OLYMPICS, NOT U.N. SHOW GLOBAL DEMOCRACY

Published Feb. 15, 2006 in "The Oklahoma Daily"
Viewable Online Here

Published Online Mar. 8, 2006 by USC Center on Public Diplomacy

Viewable Online Here
(link operational as of Dec. 19, 2007; see bottom of target page)

Last Friday, the world's finest winter sports athletes gathered in northern Italy for a celebration of physical prowess, sportsmanship and global camaraderie.


The 2006 Winter Olympics opened in Turin with a lavish opening ceremony. The next day, the actual sporting events started, and the television smorgasbord of adrenaline, podiums and over-excited announcers began with no delay.


While watching the ceremonies and competitions, I realized something. The Olympics are the ideal that global democracy should aspire to. For those mortified by the thought of distinguished politicians and diplomats trading in pin-striped suits and briefcases for ski poles and bodysuits, let me explain.

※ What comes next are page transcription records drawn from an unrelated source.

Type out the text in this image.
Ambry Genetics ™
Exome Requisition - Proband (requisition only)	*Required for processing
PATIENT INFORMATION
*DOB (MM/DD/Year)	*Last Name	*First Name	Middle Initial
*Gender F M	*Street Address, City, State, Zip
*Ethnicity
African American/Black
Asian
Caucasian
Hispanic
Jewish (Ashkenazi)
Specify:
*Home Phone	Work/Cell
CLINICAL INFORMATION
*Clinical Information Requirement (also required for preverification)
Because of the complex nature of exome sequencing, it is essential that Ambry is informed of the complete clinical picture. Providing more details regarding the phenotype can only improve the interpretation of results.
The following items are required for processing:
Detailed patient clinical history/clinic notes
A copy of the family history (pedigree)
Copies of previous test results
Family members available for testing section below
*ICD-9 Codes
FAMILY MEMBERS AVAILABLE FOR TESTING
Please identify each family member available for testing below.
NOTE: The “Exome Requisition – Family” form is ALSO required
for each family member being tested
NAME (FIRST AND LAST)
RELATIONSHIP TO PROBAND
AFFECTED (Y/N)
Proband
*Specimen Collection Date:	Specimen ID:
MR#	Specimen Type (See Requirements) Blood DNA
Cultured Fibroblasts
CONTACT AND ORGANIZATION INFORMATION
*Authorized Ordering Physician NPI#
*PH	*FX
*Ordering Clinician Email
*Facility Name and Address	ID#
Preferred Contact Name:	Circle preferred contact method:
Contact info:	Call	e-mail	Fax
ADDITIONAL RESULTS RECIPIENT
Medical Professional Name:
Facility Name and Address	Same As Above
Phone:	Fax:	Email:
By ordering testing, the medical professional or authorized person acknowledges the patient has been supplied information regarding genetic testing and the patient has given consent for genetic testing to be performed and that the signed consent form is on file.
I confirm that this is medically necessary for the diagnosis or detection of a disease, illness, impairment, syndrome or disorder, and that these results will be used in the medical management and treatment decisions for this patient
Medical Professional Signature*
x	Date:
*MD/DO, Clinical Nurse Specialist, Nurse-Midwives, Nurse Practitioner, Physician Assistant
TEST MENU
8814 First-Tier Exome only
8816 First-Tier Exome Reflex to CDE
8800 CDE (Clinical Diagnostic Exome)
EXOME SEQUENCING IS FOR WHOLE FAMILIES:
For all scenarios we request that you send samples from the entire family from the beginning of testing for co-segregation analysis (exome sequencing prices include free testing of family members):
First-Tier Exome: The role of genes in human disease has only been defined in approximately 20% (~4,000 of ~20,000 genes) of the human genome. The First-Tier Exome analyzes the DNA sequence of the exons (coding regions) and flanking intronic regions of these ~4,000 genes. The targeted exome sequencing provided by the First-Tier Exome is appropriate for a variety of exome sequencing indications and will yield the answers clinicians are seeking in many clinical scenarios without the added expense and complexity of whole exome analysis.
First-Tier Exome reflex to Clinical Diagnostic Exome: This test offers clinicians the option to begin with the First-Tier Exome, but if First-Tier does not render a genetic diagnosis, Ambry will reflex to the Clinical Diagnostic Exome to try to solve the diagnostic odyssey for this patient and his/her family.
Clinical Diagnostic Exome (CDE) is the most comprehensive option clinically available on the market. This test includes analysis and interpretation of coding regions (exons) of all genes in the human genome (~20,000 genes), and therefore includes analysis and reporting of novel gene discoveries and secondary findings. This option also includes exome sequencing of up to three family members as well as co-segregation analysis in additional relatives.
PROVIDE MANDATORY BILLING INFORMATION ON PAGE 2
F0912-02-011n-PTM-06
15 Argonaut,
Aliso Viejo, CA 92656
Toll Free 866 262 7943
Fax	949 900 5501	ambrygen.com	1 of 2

According to the official Web site of the XX Olympiad, there are more than 2,500 athletes from 84 countries participating in this year's games. However, the tiny contingents from the unlikeliest of countries are the ones that illustrate my point.


The world's first glimpse of such a team was that of Jamaica's bobsledders in the 1988 Calgary games. While "feel the rhythm, feel the rhyme" was being immortalized by movie cameras, several small nations began forming Winter Olympics teams.


Any athlete who meets the qualification standards can represent his or her nation. Thus, in this year's games, athletes from such unlikely nations as India, Venezuela and even the Saharan nation of Algeria are competing with the rest of the world's best as equals.


If only our diplomatic institutions were as successful. The United Nations is quite similar to the Olympics in its professed spirit of equality. During its heyday in the Cold War, the U.N. was seen as the bastion of diplomatic equality: a global check against the spread of tyranny by any means.


In this function, it performed well. But the U.N. has never given equal representation to all member nations.


This is most glaring in the Security Council, the highest decision-making body. Only five permanent members (China, Russia, France, the U.K. and the United States) have veto power. The rest of the 10 are elected and replaced every two years.


The "Big Five" have the power to block any proposal from passing. This was perhaps necessary when two giant superpowers needed a check against one another, but not anymore. Today's world is much less polarized, with the developing countries in the middle holding most of the world's population and an increasing percentage of its wealth.


Under the present system, almost 180 countries at any one time are without much of a say over U.N. military actions. Unlike in the games, they cannot send their best, no matter how similar in ability, to the same global stage with the powerful nations.


So, what should be done? There is no simple answer. The U.N. was born at a time when a small group of superpowers had aligned themselves into two very clear alliances. However, the world has changed since then, and a body as large as the U.N. simply can't be expected to change more than 50 years of practice in less than a decade.


To put it in perspective, it took the International Skating Federation almost four years just to put a new scoring system in place after the vote-trading debacle at the Salt Lake City games. Here, we're talking about completely restructuring how 192 countries work and debate about almost every issue there is. That's hard to do.


The easy way out isn't really an option either. The U.N. can't simply dissolve. It is too embroiled in peace-keeping the world over. If the U.N. were to cease its existence, most of the resolved conflicts of the past half-century would flare back up. This is especially dangerous given more countries than ever are now nuclear-capable.


The most desirable option, in the best of diplomatic traditions, is one of methodical compromise. Proposals to extend permanent membership status to more countries have been hinted at, but never officially put on the agenda. It's time to speed that up.


Granted, the issue of skewed representation will remain, but it will be a step in the right direction. Based on the success of that, more equalizing steps should be explored.


The problem will not solve itself; it needs the continued attention of the world's nations.


Surely a body that has produced such successful programs as UNICEF, WHO and the WFP can solve this problem concerning its own makeup. It must do so, no matter how difficult. Otherwise it will lose all credibility as an organ of global diplomacy.


The world is only getting more belligerent, and the U.N. will continue to be needed for many decades to come. The Cold War-era hegemony that is the current system is an anachronism that must be done away with. The U.N. was once beyond reproach as a representative body. Due to massive changes in the global political landscape, that is not the case. However, it is not beyond repair.


Allow me one last Olympics analogy. The U.N. right now is like a veteran athlete from a small nation with a legacy of strong performances. The competition is getting tough, and it is starting to falter.


It cannot retire quietly, as it has created too big a following. The only way for it to remain effective is through focused, grueling work to bring it back into the shape that made it so celebrated.


A day will come when there is a new benchmark for global equality. It may not come in time for the next Olympics, but make no mistake, that day will come. It has to come; the very future of human diplomacy depends on it.